From THE WEEK ONLINE WITH DRCNet, ISSUE #48 ­­ JULY 2, 1998 http://www.drcnet.org

In Lebanon, the United States funded illicit drug crop eradication efforts appear to have succeeded (locally). The opium poppies and cannabis plants have been almost totally eliminated after six years of troops burning fields and helicopters spraying contaminants on crops. Clinton's administration has gone so far as to remove Lebanon from its list of major drug-producing nations.

While this may seem like great news for the United States' "War on Drugs," it has left tens of thousands of peasants in Lebanon impoverished. The United Nations had planned to help them build irrigation systems and to help plant cherries, apricots and potatoes as substitute crops.

Farmers in the area say inadequate international aid, economic depression and broken promises have left them with little money to buy food. The $13 million in aid over the past several year covered only a fourth of the funds needed to provide adequate irrigation for the new crops. The drug eradication has been destructive to local economies and without long term alternative development programs farmers have had little choice but to return to the highly profitable farming of cannabis and poppy plants.

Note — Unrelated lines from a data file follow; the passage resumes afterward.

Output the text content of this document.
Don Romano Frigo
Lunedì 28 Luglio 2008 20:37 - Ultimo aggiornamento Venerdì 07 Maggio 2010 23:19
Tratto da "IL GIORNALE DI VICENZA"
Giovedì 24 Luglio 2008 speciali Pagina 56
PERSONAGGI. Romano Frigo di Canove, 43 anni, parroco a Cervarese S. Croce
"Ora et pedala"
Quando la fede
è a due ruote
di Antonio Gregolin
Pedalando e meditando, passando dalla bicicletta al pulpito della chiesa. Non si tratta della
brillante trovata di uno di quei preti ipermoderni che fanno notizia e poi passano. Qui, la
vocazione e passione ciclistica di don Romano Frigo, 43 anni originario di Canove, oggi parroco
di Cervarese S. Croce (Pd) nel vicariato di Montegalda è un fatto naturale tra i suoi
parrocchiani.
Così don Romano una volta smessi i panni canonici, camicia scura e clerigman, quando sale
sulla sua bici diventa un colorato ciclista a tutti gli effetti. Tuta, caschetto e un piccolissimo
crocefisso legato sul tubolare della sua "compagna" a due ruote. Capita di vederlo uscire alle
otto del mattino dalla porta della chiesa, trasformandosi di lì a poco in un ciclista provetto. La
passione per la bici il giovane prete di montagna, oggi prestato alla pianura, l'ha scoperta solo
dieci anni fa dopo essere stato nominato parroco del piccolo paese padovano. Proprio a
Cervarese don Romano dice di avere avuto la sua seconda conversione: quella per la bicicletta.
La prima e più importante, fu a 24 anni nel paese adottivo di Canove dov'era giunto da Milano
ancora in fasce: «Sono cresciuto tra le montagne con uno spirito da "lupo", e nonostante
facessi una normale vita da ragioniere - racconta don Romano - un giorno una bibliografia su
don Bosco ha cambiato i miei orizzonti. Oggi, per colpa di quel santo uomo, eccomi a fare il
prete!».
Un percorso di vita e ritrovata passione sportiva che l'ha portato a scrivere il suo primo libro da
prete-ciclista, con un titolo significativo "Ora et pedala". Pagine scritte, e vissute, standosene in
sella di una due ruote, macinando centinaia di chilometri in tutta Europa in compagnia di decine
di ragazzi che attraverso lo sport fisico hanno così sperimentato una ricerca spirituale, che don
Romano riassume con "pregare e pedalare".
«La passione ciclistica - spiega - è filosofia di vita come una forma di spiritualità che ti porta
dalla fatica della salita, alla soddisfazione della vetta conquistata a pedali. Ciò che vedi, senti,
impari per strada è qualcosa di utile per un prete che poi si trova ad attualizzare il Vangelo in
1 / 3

The situation has become so grave in Central Bekaa in Lebanon that a revolt has risen up under religious leader named Sheik Sobhi Toufeili. The Hunger Revolution, as it is called, has harnessed the resentment among farmers who feel the west has betrayed them. In Beirut, western officials have conceded that international aid programs provided for by the UN have failed to meet their objectives. Phil Coffin, policy analyst for The Lindesmith Center, a drug policy think-tank in New York, told the Boston Globe, "It is part of the misguided global drug war by the U.S. and the U.N., which ignores the economics of the drug trade and the fact there will always be poor farmers who will grow as long as there is demand for drugs."

Despite an apparent supply reduction in Lebanon, demand seems to have won the day in the end­­government reports show that global cultivation of opium has more than doubled since 1986.